Another beat of silence, then: “Yes, sir. Sor…y, w…’re out … choc—ate.”
“How can you fucking be out of chocolate? HOW? Forget it. I’ll just take the meal.”
Silence answered.
“Okay. That w… be five, sev…ty …ght. Drive through.”
A loud squawk ended the conversation.
Lyall wanted to yell at that box. In fact, he wanted to get out of the car and beat the crap out of the thing. He imagined everyone waiting behind him cheering.
Lyall, calm down. It’s done now. Get your food and go home. You don’t want to lose your cool over a little thing like this, do you? Well, you don’t. Trust me. You don’t want to let that fucking bear out of the cage.
Dr. Willis’s soothing voice sounded less convincing than before. The other dark voice had arrived. He heard it in there prodding at him like a frustrated parent, churning, churning.
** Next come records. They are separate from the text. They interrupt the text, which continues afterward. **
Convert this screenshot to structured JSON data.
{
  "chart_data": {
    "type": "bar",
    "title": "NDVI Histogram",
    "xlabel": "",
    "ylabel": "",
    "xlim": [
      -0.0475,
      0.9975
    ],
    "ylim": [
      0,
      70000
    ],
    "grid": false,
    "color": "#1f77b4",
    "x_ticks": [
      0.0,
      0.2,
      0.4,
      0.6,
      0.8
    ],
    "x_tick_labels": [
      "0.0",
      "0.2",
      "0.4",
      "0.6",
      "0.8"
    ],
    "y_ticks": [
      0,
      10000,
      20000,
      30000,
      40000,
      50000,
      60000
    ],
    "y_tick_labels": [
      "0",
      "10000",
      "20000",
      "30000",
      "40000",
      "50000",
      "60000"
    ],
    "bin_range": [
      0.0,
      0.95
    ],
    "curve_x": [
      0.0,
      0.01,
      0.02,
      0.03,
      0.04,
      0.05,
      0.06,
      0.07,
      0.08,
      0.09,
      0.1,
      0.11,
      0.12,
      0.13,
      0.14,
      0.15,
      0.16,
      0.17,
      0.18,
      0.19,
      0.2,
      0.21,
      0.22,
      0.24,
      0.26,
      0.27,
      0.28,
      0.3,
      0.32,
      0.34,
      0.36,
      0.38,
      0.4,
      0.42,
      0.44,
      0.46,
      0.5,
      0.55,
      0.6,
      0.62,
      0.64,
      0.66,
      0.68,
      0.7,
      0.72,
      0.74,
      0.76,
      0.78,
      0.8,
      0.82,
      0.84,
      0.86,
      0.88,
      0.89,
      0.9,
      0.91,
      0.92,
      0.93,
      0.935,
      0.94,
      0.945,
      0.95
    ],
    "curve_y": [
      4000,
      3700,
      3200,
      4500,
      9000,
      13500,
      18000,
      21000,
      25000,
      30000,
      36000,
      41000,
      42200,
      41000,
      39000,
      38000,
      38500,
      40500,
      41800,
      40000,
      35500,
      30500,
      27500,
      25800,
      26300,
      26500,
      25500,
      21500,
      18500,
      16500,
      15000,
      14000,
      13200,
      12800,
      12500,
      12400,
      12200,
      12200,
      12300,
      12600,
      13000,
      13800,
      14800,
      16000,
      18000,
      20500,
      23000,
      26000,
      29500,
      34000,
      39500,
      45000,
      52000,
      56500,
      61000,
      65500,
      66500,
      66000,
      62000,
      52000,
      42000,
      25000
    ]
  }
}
Lyall drove his car slowly around the corner of the building to the pick-up window. Ahead it lay, glowing like a yellow beacon in the darkness. His stomach juices sizzled at the sight as he anticipated shoving food down his throat; beating back the savage dog, hunger.
Arriving at the window, his chest tightened. Empty. Unlike the lame-ass commercials, no friendly human waited to greet him. Only a closed window welcomed him. That was it. The empty gateway to his food.
Lyall wanted to get out of the car, slam his fist on the window and shout, “My fucking stomach is eating itself. Give me my food!”
Calm. Stay calm, Lyall.
“Yes, Dr. Willis. I’m working on that, sir. These fuckers, though, sure aren’t helping much.” This time he’d spoken out loud, his hands gripping the wheel as he stared at the glowing window, willing someone to appear.
He rubbed his hand across his stomach—which in the past year had turned to paunch. The clock taunted him in a singsong voice.
It’s seven forty-three and you’re still not fed. Ha ha. You’re still not fed.
He’d been trying to get food—supposedly
fast
food—for over fifteen fucking minutes. Fury devoured his hunger, rolling through his stomach, flowing into his blood as though he’d bitten down on a hate pill.
Lyall reached for the door handle to open the door, go bang on the window, and point out they were useless fuckers, when a laughing long-faced teenage boy materialized at the window. The boy continued to laugh, looking over his shoulder, as he slid back the clear panel.
“That’ll be five seventy-eight, please.”
The young server stood at the window, acne flaring on his face as though red mold colonies had taken up residence. The kid didn’t even have the decency to lean out the window to take his money. Lyall had to unbuckle his belt and stretch half way out of his car to hand the kid the money. A hot, worm of anger slithered inside his head.
Didn’t they train these little shits in customer courtesy anymore?